Viernes 30 de Enero de 2026, 18:03
El virus Nipah volvió a quedar bajo la lupa de los organismos sanitarios internacionales tras la detección de nuevos brotes aislados en Asia durante enero de 2026. Aunque se trata de una enfermedad poco frecuente,
su elevada tasa de letalidad y la falta de tratamientos específicos lo convierten en uno de los patógenos más vigilados del mundo.
El Nipah (NiV) es un virus zoonótico, es decir,
puede transmitirse de animales a humanos y, en determinadas circunstancias, también entre personas. Fue identificado por primera vez en 1999, durante un brote ocurrido en Malasia y Singapur, vinculado a criadores de cerdos.
Desde entonces, los sistemas de vigilancia epidemiológica siguen su evolución de manera constante, especialmente tras la reciente aparición de casos en la India, que reactivó controles sanitarios y monitoreos en aeropuertos de la región.
El virus circula principalmente en el sur y sudeste asiático. Sus reservorios naturales son los murciélagos frugívoros del género Pteropus, conocidos como zorros voladores, que pueden transmitirlo a otros animales y, en ciertas condiciones, a los humanos.
Hasta ahora,
los brotes en personas se registraron únicamente en Bangladesh, India, Malasia, Filipinas y Singapur. Si bien se detectaron anticuerpos en murciélagos de otras regiones del mundo, no se confirmaron contagios humanos fuera de Asia.
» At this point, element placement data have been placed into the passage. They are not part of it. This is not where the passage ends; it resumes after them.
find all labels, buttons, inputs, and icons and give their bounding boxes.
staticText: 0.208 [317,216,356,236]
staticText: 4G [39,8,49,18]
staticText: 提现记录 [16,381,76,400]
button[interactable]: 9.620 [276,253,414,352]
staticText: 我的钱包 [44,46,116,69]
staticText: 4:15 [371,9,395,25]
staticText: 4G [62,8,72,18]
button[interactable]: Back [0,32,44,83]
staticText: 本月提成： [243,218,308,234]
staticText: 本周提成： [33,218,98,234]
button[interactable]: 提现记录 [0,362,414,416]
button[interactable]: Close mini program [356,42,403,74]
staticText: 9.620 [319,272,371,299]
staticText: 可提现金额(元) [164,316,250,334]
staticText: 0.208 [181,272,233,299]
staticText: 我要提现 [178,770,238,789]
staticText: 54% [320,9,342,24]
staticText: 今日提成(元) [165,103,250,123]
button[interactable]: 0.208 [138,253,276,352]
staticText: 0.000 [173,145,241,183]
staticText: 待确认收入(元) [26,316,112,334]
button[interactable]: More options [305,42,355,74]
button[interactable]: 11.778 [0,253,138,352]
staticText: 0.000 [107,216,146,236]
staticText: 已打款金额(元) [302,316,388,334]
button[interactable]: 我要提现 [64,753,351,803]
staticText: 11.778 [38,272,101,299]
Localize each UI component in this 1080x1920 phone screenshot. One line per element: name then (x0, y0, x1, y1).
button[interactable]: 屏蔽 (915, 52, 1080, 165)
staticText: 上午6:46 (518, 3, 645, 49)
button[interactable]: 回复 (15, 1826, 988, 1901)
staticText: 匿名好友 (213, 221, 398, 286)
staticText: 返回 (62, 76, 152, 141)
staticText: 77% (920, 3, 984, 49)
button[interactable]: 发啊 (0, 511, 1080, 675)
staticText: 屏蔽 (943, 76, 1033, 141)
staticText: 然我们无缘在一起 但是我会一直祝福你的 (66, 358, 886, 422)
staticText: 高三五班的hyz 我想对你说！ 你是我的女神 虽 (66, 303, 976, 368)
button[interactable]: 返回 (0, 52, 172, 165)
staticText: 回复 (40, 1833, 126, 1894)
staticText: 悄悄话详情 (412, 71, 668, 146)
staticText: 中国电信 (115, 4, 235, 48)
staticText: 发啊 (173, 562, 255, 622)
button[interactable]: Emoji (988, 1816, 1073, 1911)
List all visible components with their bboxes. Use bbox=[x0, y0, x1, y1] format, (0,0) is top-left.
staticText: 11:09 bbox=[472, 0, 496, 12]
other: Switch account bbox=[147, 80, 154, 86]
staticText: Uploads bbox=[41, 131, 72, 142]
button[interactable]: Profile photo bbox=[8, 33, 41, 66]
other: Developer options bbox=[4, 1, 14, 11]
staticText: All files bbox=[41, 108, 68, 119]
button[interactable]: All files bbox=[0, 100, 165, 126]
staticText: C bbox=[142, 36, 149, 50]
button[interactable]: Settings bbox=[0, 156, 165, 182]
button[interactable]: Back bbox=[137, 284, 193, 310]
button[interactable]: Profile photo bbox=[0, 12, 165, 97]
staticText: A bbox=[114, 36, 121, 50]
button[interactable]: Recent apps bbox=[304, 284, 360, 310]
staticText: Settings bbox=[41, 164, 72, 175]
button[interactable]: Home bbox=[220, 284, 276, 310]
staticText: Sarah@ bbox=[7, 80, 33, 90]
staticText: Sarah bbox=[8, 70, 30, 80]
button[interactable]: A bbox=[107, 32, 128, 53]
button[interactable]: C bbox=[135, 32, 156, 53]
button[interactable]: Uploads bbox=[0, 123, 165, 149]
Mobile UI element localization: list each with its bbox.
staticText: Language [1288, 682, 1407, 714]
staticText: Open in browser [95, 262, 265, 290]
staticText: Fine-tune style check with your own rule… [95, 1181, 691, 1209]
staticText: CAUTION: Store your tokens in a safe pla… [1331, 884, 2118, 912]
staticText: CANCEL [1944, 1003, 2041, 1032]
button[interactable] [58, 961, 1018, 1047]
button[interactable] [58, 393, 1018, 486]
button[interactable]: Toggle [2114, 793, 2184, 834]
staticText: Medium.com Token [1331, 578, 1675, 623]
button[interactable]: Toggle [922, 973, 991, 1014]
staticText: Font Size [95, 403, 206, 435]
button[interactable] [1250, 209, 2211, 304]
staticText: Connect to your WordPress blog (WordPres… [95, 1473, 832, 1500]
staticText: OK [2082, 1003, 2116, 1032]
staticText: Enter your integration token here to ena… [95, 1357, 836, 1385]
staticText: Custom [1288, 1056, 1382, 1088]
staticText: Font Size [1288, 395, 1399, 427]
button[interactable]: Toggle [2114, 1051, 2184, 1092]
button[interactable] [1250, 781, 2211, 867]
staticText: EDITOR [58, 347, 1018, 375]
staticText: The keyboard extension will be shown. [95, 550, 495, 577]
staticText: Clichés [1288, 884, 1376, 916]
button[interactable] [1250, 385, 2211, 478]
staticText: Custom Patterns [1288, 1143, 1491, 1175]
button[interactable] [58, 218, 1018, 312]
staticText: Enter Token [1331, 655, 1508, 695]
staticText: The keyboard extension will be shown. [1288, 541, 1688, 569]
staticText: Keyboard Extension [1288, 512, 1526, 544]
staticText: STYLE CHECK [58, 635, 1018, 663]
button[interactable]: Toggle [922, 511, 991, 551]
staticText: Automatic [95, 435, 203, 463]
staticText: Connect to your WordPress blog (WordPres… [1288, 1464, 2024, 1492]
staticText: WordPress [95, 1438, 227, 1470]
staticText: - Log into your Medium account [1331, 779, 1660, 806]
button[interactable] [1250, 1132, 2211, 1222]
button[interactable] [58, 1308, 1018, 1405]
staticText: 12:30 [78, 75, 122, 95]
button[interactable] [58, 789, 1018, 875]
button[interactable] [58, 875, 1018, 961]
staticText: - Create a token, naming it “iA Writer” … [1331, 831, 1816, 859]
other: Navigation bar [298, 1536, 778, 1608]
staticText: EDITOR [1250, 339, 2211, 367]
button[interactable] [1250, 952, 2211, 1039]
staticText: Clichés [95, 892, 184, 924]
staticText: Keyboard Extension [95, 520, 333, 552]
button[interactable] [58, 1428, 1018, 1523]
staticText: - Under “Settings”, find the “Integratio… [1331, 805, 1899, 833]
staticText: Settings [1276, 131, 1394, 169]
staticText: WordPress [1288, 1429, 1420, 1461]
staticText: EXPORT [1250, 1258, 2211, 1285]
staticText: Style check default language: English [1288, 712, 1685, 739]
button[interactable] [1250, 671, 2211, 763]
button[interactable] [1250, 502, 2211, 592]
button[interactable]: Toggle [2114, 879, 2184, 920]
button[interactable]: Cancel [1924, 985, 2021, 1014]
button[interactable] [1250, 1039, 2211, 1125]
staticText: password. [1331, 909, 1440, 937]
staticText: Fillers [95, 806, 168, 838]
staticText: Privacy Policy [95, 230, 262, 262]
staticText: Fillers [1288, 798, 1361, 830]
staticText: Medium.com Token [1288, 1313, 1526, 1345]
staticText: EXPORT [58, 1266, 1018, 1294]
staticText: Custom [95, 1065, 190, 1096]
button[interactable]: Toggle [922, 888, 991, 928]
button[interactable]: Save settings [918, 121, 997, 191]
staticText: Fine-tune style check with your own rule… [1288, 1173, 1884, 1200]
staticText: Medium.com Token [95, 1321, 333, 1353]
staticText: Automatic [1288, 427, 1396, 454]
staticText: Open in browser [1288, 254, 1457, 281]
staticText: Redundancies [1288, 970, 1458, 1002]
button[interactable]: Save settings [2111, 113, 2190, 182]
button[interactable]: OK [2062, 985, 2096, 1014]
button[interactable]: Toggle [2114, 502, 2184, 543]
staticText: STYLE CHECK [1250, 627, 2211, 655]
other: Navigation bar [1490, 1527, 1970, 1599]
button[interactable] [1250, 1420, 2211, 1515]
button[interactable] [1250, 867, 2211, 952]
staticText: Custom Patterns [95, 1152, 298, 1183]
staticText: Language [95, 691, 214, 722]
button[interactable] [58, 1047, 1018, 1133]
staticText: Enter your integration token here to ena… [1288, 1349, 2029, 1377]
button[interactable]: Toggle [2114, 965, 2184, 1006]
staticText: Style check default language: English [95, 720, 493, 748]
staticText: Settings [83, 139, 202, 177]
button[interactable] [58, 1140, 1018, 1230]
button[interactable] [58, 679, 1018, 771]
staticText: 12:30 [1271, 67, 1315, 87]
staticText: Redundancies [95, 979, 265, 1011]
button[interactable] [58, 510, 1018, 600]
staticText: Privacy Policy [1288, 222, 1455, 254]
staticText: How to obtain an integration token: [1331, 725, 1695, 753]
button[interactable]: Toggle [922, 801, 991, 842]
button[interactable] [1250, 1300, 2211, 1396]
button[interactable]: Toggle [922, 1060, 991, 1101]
A diferencia de otros virus respiratorios, el Nipah no se propaga con facilidad.
El contagio entre personas requiere contacto estrecho con fluidos corporales, lo que reduce el riesgo de una expansión masiva cuando existen controles adecuados.
El período de incubación suele ser de entre 4 y 14 días, aunque en casos excepcionales puede extenderse.
Los primeros síntomas son generales y pueden confundirse con otras infecciones: fiebre alta, dolor de cabeza, dolores musculares, fatiga, náuseas y vómitos.
En algunos pacientes aparecen síntomas respiratorios, pero el mayor peligro se presenta cuando el virus afecta el sistema nervioso central y provoca encefalitis aguda. En esa etapa pueden registrarse confusión, desorientación, convulsiones, somnolencia extrema y pérdida de conciencia.
Según datos de la Organización Mundial de la Salud,
la tasa de mortalidad del virus Nipah oscila entre el 40% y el 75%, una de las más altas entre los virus emergentes. En quienes sobreviven, pueden quedar secuelas neurológicas, e incluso se han documentado recaídas tiempo después de la infección inicial.
Actualmente no existe una vacuna aprobada ni un tratamiento antiviral específico. El abordaje médico se limita a cuidados intensivos de soporte, lo que refuerza la importancia de la prevención.
Entre las principales recomendaciones se encuentran evitar el contacto con murciélagos y animales enfermos, no consumir savia de palma datilera cruda o fermentada, lavar y pelar frutas antes de ingerirlas, no comer alimentos caídos al suelo, extremar la higiene de manos y evitar el contacto estrecho con personas con síntomas compatibles.
Los organismos internacionales consideran al virus Nipah una amenaza epidémica prioritaria y continúan investigando vacunas y terapias experimentales, incluidos anticuerpos monoclonales y antivirales.
En cuanto a la situación en Argentina y América Latina, hasta el momento no se registraron casos. Los especialistas coinciden en que el riesgo para la población general es extremadamente bajo y destacan que la vigilancia temprana y la información clara son claves para evitar alarmas innecesarias.